Time | Country | Event | Period | Previous value | Forecast | Actual |
---|
00:30 | Australia | ANZ Job Advertisements (MoM) | October | -2.8% | | 6.2% |
00:30 | Japan | Manufacturing PMI | October | 51.5 | | 53.2 |
01:45 | China | Markit/Caixin Manufacturing PMI | October | 50 | 50 | 50.6 |
07:00 | Germany | Retail sales, real unadjusted, y/y | September | 0.4% | 1.8% | -0.9% |
07:00 | Germany | Retail sales, real adjusted | September | 1.2% | 0.6% | -2.5% |
During today's Asian trading, the US dollar consolidated against the euro, but rose against the pound, yen, as well as the Australian and New Zealand dollars.
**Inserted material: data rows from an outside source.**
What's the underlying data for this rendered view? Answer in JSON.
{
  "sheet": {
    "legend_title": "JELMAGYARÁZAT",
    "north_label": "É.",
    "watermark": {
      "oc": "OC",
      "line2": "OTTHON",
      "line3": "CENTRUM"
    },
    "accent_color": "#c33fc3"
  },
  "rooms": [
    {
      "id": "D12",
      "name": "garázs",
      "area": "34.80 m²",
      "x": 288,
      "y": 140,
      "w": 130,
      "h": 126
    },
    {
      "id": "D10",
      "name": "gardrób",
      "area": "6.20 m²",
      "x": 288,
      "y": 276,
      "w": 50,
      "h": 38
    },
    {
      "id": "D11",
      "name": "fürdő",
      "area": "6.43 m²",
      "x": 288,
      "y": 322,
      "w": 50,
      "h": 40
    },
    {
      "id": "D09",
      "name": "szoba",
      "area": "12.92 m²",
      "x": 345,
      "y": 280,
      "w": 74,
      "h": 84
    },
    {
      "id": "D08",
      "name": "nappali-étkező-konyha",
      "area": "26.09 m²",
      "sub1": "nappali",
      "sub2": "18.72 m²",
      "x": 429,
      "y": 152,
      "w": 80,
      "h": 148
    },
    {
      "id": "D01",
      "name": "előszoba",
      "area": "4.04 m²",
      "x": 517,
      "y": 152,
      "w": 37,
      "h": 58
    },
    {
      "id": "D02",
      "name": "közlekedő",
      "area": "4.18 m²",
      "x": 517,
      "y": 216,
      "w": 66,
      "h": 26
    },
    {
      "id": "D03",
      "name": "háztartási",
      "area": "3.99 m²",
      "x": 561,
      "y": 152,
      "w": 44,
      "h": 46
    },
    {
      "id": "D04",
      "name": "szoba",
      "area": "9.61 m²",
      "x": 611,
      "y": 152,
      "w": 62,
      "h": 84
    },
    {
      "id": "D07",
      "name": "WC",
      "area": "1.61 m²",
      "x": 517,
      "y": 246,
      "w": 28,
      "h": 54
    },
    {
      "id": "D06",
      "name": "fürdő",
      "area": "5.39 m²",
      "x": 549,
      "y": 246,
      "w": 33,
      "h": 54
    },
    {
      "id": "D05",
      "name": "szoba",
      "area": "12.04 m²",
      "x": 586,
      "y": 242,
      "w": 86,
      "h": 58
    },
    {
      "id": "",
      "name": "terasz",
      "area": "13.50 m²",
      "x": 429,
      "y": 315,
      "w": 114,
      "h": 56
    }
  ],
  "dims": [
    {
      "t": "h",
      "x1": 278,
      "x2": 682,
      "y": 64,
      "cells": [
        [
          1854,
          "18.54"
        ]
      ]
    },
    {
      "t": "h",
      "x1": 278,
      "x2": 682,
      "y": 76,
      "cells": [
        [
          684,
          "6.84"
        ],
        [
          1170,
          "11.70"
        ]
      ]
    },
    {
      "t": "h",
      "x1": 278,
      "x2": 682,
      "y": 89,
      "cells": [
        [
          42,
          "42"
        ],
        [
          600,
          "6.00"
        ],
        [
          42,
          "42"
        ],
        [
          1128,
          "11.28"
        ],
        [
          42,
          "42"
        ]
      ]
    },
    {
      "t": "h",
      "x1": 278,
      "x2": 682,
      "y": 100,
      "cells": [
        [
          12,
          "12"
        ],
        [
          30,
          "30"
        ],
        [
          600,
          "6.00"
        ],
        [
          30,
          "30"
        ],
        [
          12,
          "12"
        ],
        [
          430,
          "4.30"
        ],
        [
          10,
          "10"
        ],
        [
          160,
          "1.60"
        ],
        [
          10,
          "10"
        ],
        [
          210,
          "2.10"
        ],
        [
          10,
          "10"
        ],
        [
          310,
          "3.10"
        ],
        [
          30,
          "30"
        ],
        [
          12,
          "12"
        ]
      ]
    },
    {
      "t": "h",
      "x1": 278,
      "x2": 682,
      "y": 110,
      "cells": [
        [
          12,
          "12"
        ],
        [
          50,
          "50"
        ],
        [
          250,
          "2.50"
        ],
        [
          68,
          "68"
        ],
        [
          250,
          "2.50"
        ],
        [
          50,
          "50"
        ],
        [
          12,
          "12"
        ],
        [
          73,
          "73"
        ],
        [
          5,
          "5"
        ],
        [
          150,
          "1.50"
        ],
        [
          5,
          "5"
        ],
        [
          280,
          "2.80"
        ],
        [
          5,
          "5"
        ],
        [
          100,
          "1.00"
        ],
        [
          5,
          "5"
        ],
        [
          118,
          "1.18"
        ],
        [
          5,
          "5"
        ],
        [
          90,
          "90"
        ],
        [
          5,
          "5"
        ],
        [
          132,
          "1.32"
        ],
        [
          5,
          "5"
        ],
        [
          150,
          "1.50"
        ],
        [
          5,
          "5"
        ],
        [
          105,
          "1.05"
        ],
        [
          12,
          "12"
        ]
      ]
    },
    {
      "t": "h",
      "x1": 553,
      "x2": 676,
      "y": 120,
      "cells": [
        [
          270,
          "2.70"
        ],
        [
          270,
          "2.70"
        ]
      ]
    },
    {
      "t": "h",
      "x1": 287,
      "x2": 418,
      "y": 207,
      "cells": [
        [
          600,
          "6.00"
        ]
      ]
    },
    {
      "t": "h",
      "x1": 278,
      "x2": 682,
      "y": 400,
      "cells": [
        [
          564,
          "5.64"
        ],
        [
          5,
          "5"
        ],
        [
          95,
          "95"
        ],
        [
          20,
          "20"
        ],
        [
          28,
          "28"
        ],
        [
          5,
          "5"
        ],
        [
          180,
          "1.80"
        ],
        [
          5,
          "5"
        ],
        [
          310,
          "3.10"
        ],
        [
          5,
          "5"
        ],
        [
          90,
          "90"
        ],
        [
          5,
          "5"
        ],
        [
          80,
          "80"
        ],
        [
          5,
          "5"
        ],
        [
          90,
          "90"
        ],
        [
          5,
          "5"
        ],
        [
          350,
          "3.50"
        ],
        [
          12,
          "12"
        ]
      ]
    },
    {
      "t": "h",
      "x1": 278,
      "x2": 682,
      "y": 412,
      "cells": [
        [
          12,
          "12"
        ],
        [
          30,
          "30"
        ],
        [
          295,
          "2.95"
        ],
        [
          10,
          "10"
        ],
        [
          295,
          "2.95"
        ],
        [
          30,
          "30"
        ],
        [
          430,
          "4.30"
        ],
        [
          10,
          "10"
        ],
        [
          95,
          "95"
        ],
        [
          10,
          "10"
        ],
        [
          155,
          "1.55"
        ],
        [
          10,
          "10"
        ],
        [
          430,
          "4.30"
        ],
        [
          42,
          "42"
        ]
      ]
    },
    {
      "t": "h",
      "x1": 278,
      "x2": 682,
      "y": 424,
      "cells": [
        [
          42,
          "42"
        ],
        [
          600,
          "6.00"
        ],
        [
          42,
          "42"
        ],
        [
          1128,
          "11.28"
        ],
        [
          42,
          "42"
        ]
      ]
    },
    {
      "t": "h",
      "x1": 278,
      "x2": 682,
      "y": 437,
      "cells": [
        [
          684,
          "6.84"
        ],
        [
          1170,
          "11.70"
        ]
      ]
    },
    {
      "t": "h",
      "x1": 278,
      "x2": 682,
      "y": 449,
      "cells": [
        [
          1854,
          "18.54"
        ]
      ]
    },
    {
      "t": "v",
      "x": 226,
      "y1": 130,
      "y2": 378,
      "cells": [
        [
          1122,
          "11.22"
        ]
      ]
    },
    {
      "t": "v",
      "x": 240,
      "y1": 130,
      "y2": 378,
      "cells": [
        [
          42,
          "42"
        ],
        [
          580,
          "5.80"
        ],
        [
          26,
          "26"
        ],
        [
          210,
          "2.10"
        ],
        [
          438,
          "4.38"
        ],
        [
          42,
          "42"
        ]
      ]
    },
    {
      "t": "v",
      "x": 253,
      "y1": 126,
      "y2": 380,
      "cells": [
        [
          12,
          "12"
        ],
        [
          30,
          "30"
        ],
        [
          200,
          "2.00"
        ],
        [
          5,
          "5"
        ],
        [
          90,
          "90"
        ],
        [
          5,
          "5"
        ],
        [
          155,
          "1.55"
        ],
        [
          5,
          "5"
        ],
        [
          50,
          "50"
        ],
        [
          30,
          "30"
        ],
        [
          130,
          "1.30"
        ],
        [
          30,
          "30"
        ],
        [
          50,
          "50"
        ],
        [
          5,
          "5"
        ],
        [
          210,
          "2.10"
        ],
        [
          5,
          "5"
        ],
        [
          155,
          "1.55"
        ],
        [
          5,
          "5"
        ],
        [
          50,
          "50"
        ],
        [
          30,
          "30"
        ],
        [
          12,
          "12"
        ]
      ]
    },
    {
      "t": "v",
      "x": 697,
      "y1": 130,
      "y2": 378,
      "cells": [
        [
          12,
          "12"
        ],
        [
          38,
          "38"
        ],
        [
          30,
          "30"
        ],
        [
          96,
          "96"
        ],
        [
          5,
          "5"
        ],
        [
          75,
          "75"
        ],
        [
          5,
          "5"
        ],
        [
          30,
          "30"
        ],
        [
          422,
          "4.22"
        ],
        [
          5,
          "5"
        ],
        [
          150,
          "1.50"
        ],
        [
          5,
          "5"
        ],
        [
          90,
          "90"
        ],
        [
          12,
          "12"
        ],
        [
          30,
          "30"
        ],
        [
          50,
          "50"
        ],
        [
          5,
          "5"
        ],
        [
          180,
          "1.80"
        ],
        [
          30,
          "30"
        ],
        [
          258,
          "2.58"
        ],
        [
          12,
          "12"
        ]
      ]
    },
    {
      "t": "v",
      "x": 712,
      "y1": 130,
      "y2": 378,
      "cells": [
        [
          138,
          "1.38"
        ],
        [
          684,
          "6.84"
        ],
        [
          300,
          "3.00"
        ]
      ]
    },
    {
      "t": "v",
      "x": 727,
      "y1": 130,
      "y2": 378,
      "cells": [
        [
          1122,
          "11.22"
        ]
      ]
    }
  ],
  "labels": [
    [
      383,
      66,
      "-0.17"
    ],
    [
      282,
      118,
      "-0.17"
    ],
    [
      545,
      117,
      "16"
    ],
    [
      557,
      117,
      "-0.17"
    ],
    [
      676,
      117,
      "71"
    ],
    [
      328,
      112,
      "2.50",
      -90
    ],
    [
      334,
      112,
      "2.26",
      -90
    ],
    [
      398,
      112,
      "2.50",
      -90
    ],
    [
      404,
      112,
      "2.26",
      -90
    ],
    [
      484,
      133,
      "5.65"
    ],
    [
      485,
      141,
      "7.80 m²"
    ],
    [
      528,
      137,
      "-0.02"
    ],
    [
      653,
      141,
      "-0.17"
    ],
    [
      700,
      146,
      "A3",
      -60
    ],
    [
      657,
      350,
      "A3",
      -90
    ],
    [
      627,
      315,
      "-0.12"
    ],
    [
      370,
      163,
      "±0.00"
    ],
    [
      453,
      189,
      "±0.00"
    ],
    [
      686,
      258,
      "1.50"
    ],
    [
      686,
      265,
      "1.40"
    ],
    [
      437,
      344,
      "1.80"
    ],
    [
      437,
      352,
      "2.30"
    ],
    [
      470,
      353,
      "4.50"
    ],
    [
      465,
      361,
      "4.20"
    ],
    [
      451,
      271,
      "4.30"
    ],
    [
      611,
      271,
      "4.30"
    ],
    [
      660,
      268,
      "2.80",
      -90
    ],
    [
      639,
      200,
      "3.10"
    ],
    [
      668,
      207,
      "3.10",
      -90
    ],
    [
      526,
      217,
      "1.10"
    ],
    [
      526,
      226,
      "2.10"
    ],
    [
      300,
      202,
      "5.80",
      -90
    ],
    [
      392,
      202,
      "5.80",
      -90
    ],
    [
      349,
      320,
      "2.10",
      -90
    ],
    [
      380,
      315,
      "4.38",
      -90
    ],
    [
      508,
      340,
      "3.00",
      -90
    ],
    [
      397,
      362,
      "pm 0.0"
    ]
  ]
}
Most Asian currencies are getting cheaper against the dollar on data from China, analysts say.
The Purchasing Managers' Index (PMI) in China's industry in October fell to 49.2 points compared with 49.6 points in the previous month, the State Statistical Office reported. Thus, for the second month in a row, it is below the 50-point mark, which indicates a decline in activity in the sector. The indicator dropped below 50 level for the first time since February 2020, when it fell to a record low. Analysts predicted an increase in the index to 49.7 points.
At the parliamentary elections held in Japan on Sunday, the coalition of Japanese Prime Minister Fumio Kishida, having lost several seats, was able to maintain a majority in parliament, according to the election results. The Liberal Democratic Party of Kishida and its coalition partner, the Komeito Party, together won 293 of the 465 seats in the lower house of the country's parliament. The LDP lost 15 seats, but the 261 seats it won are an absolute majority - a level that allows the party and its ruling bloc to control all parliamentary committees and easily pass legislative initiatives through parliament.
The ICE index, which tracks the dynamics of the dollar against six currencies (euro, swiss franc, yen, canadian dollar, pound sterling and swedish krona), rose 0.18%.